Порешил? Воронцов медленно поднялся на ноги, глядя на медленно расплывающуюся кровавую лужу. Дубницкая была еще жива и прерывисто дышала. И это было плохо. Очень плохо, ибо он не был уверен, что сможет выстрелить второй раз.
– Господи, что ты сделал?!
О присутствии Ермаковой Воронцов в пылу схватки как-то даже успел позабыть.
– Убил ее, – мертвым голосом произнес он, стараясь не смотреть в глаза подруге. – Так было нужно. Условие Меняющего…
– Безумец! Сколько жизней ты принесешь в жертву в обмен на спасение Киры?!
– Больше нисколько. Только свою. И ее, – он кивнул на умирающую. – Иначе она повторила бы заказ.
Эжени почувствовала, что у нее подкашиваются ноги, и непременно упала бы, не подхвати ее Данил.

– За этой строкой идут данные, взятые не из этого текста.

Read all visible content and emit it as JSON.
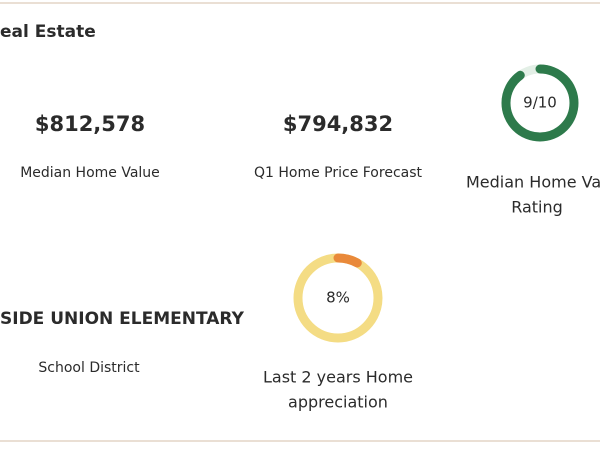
{
  "header": {
    "title": "eal Estate"
  },
  "stats": [
    {
      "value": "$812,578",
      "label": "Median Home Value"
    },
    {
      "value": "$794,832",
      "label": "Q1 Home Price Forecast"
    },
    {
      "value": "SIDE UNION ELEMENTARY",
      "label": "School District"
    }
  ],
  "gauges": [
    {
      "label": "9/10",
      "value": 9,
      "max": 10,
      "color": "#2d7a4b",
      "track": "#e3efe6",
      "caption": [
        "Median Home Va",
        "Rating"
      ]
    },
    {
      "label": "8%",
      "value": 8,
      "max": 100,
      "color": "#e9893a",
      "track": "#f4dc84",
      "caption": [
        "Last 2 years Home",
        "appreciation"
      ]
    }
  ]
}
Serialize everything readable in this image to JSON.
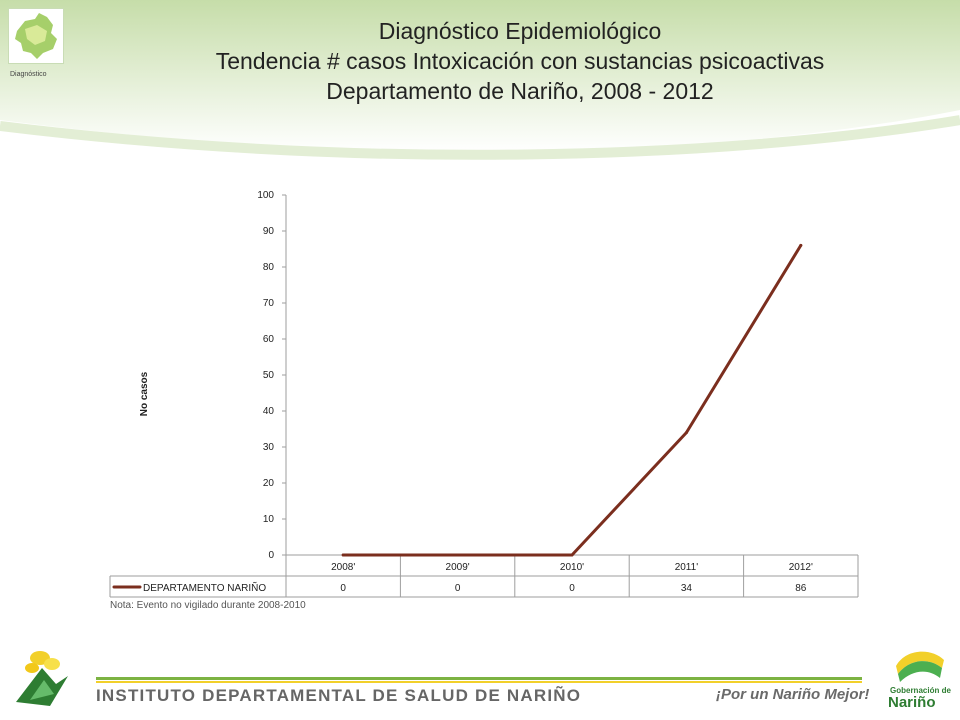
{
  "header": {
    "logo_caption": "Diagnóstico",
    "title_lines": [
      "Diagnóstico Epidemiológico",
      "Tendencia # casos  Intoxicación con sustancias psicoactivas",
      "Departamento de Nariño,  2008 - 2012"
    ]
  },
  "chart_data": {
    "type": "line",
    "title": "",
    "xlabel": "",
    "ylabel": "No casos",
    "ylim": [
      0,
      100
    ],
    "yticks": [
      0,
      10,
      20,
      30,
      40,
      50,
      60,
      70,
      80,
      90,
      100
    ],
    "grid": false,
    "legend": "data-table",
    "categories": [
      "2008'",
      "2009'",
      "2010'",
      "2011'",
      "2012'"
    ],
    "series": [
      {
        "name": "DEPARTAMENTO NARIÑO",
        "values": [
          0,
          0,
          0,
          34,
          86
        ],
        "color": "#7b2e1e"
      }
    ],
    "note": "Nota: Evento no vigilado durante 2008-2010"
  },
  "footer": {
    "institute": "INSTITUTO DEPARTAMENTAL DE SALUD DE NARIÑO",
    "slogan": "¡Por un Nariño Mejor!",
    "gob_line1": "Gobernación de",
    "gob_line2": "Nariño"
  },
  "colors": {
    "header_green": "#bfd9a0",
    "accent_green": "#7cb342",
    "accent_yellow": "#f2d02a"
  }
}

– "Размен"? – слабым голосом произнесла она.
– Да.
– Боже мой! Но, во имя всего святого, зачем?!
– Иначе "стирание" вспять не повернуть.
– Это Меняющий тебе сказал?
– Да.
– А если он солгал? Если есть другой способ, а ему просто понадобились трупы тех, кто вышел на него и доставил столько хлопот? Об этом ты не подумал?
– Возможно, – пожал плечами Воронцов. – Но проверить это я не смогу, да и времени на эксперименты и уговоры уже не остается: если я ничего не сделаю сейчас, завтра Киры не станет.
– А ты, значит, твердо решил спасти ее любой ценой?
– Без нее мне жизнь ни к чему.
– Безумец! – повторила Эжени. – Какой же ты безумец! Благородный, но больной на всю голову!
– Не безумец, – возразил Данил. – Может быть, разве что сказочник. Знаешь, Эжени, вера в сказки наяву – последний оплот романтизма нашего времени. Жаль, что сказки – короткий жанр и имеют обыкновение быстро заканчиваться. В противном случае, Шахерезаде не пришлось бы придумывать свою сложную схему тысячи и одной ночи. Так позволь мне написать свою сказку! Пусть она будет самой короткой, но со счастливым концом!
– Счастливым?!
– Хотя бы для Киры. Не мешай сделать хоть что-то полезное в моей бестолковой жизни!
– Ты, похоже, уже все решил…
– Да, и не отговаривай.
– Да уж вижу, что безнадега, – смертельно уставшим голосом произнесла Ермакова. – Этой девчонке невероятно повезло, что она тебя встретила. Надеюсь, она заслуживает такой жертвы, хотя лично я не уверена…
– Зато я уверен.
– Ты-то конечно…
С земли послышался глухой стон.
– Она жива, – зачем-то констатировала очевидный факт Эжени. – И что ты будешь с этим делать?
Настоящая ледяная глыба гигантской сосульки, которая начала расти в груди Данила с той самой минуты, когда он услышал от Меняющего про второе условие сделки, сейчас увеличивалась просто астрономическими темпами. И он чувствовал, что, если так пойдет и дальше, она скоро рухнет, не выдержав собственной тяжести, и похоронит его под собой. Не лучше ли отрубить ее сейчас собственной рукой, не дожидаясь, когда эта глыба достигнет критической массы?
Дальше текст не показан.